J’ai 2000 miles, cette chanson des Pretenders, en tête je ne sais pas pourquoi. Les Prentenders ont repris deux chansons des Kinks, Stop you sobbing et I go to sleep.
Ma prof de flügelhorn est patiente (je lui ai conseillé de se faire prescrire des tranquilisants parce que je suis résistant à tout apprentissage). Mon do est bien, mon sol ne tient pas longtemps, le fa est bien aussi.
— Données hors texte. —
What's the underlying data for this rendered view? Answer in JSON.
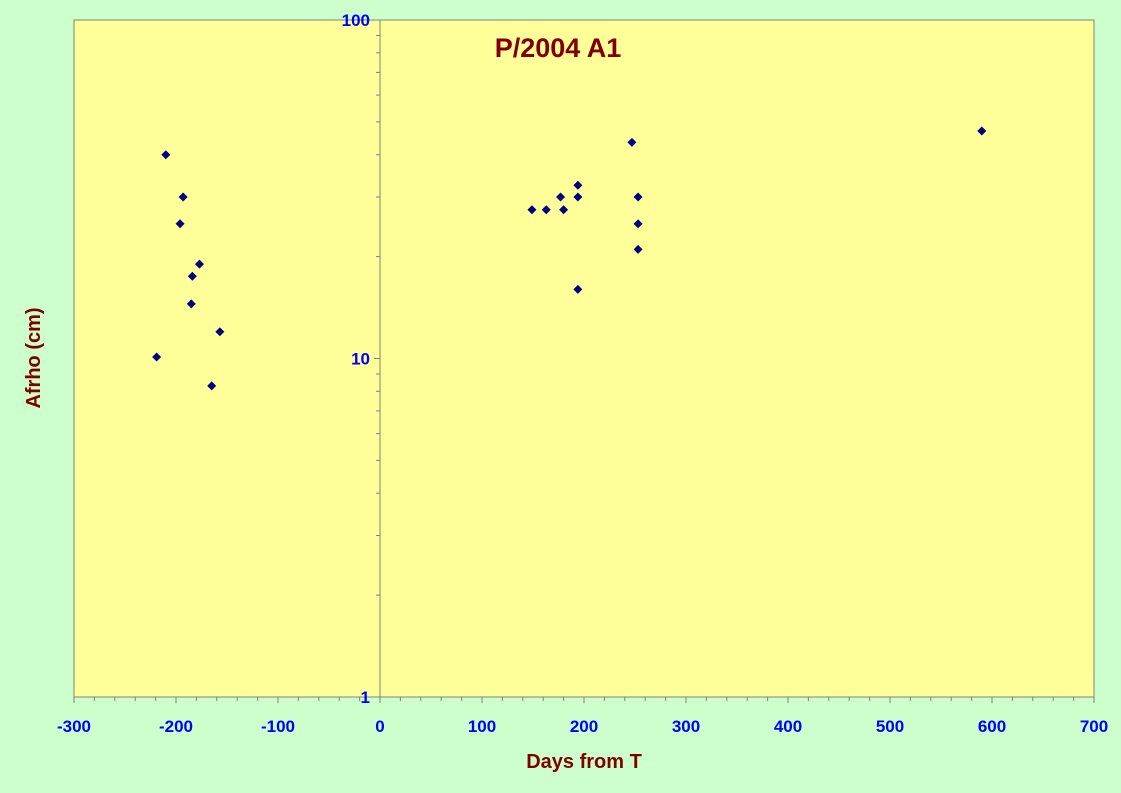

J’arrive presque à jouer trois notes liées. Dans une quinzaine d’années je pourrais jouer Summertime ou bien Preciso me encontrar de Cartola. Il y a des choses qui ne vont pas dans le solfège. J’ai bien envie de réformer tout ça, pour le rendre plus logique et plus clair. Par exemple, les notes qui ont des noms dérivés, c’est une très mauvaise idée. Fa dièse, mi bémol… comment s’y retrouver ? Donnons un vrai nom à ce pauvre mi bémol (je propose « floc »), à fa dièse (« boum »), et ainsi de suite.
Bonne journée de travail. Ma paupière gauche papillonne, signe de fatigue. Ce soir je vais voir Le sens de la vie pour 9,99$, d’après des nouvelles d’Etgar Keret.
Dans la chanson des Pretenders, il y a cette phrase : It felt like christmas time. C’est peut-être pour ça.